Ogun Government Demolishes Over 200 Illegal Trading Structures, Roadside Shanties in Abeokuta Metropolis
No Fewer Than 200 Illegal Trading Structures and Roadside Shanties Have Been Demolished By Ogun Government, Displacing Many Traders

The Ogun State Government has said the demolition of over 200 illegal structures around school fences and marketplaces is part of the Safer School Initiative, aimed at ridding the learning environment of criminals.
Senior Special Assistant to the Governor on Environment, Farooq Akintunde, said owners of the shanties, illegal structures and makeshift shops had been issued notices about six months ago, but they failed to comply with them.
Open Television Naija had reported in a sight and sound video report that the state government stormed Kuto, Idi-Aba, Oke Ijeun, and Panseke with bulldozers and pulled down the shanties and illegal structures on Thursday.
Some of the schools affected are St.
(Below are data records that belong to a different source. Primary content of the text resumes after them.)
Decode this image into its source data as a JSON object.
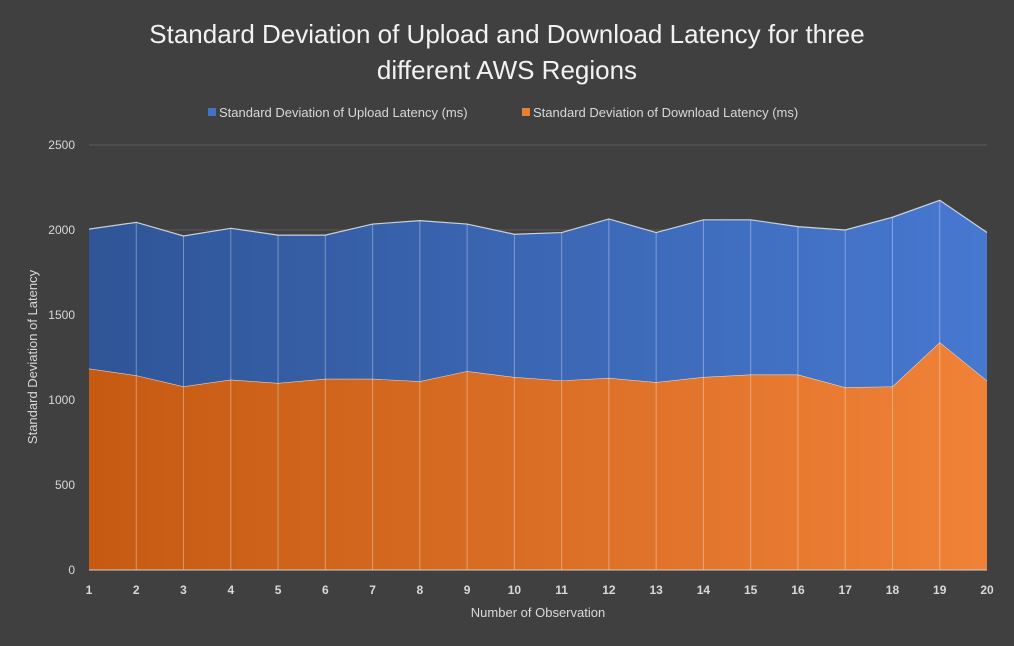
{
  "chart_data": {
    "type": "area",
    "stacked": true,
    "title_lines": [
      "Standard Deviation of Upload and Download Latency for three",
      "different AWS Regions"
    ],
    "xlabel": "Number of Observation",
    "ylabel": "Standard Deviation of Latency",
    "ylim": [
      0,
      2500
    ],
    "yticks": [
      0,
      500,
      1000,
      1500,
      2000,
      2500
    ],
    "grid": true,
    "legend_position": "top",
    "categories": [
      "1",
      "2",
      "3",
      "4",
      "5",
      "6",
      "7",
      "8",
      "9",
      "10",
      "11",
      "12",
      "13",
      "14",
      "15",
      "16",
      "17",
      "18",
      "19",
      "20"
    ],
    "series": [
      {
        "name": "Standard Deviation of Download Latency (ms)",
        "color": "#ED7D31",
        "values": [
          1185,
          1145,
          1080,
          1120,
          1100,
          1125,
          1125,
          1110,
          1170,
          1135,
          1115,
          1130,
          1105,
          1135,
          1150,
          1150,
          1075,
          1080,
          1340,
          1115
        ]
      },
      {
        "name": "Standard Deviation of Upload Latency (ms)",
        "color": "#4472C4",
        "values": [
          820,
          900,
          885,
          890,
          870,
          845,
          910,
          945,
          865,
          840,
          870,
          935,
          880,
          925,
          910,
          870,
          925,
          995,
          835,
          870
        ]
      }
    ],
    "legend_order": [
      1,
      0
    ]
  }
}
John Primary School, Kuto; Nawairudeen Primary and Secondary School, Oje Ijeun; and Government Technical College, Idi-Aba.
The taskforce led by Akintunde also pulled down some make-shift shops in the Panseke area of Abeokuta for disrupting the free flow of traffic.
According to him: “ The main objective of the government embarking on this exercise is to ensure that students are not distracted from learning. We have occasions whereby students, because of this trading up and down, are distracted from the classroom and that is not too good for their learning process.
“And in line with the Safer School Initiative of this present administration, we need to protect our children. All these shanties are hideouts for criminals. You are aware of a lot of kidnapping cases all over the nation. So these are the cheap places where the kidnappers can make use of to come and perform their nefarious activities and the government, in its proactive measures, does not want such to happen.”
The Senior Special Adviser further warns heads of schools who allegedly allocated unauthorised spaces to traders to desist or face the full weight of the state law.
“I want to sound a note of warning because there has been a lot of information gathered since we commenced this action. Our school principals and headmistresses need to sit up because the information we are getting all over the place is unpalatable. They are employed by the state government to teach students. They are not given any power or authority to go and lend out government setbacks to people.
“Such money is an illegal fee and we don’t want a situation whereby they will find themselves in government’s trouble,” he said.
Meanwhile, many of the affected road side traders interviewed by Open Television Naija in Abeokuta who admitted to having been served prior notice to quit have unanimously made emotional appeals to government to consider mitigating their losses by relocating them to choice markets for them to continue their trading activities upon which they depend solely for livelihood with many of them claiming that they have obtained loans from Microfinance Banks of which they are expected to pay back with agreed interest rates on a daily and weekly basis.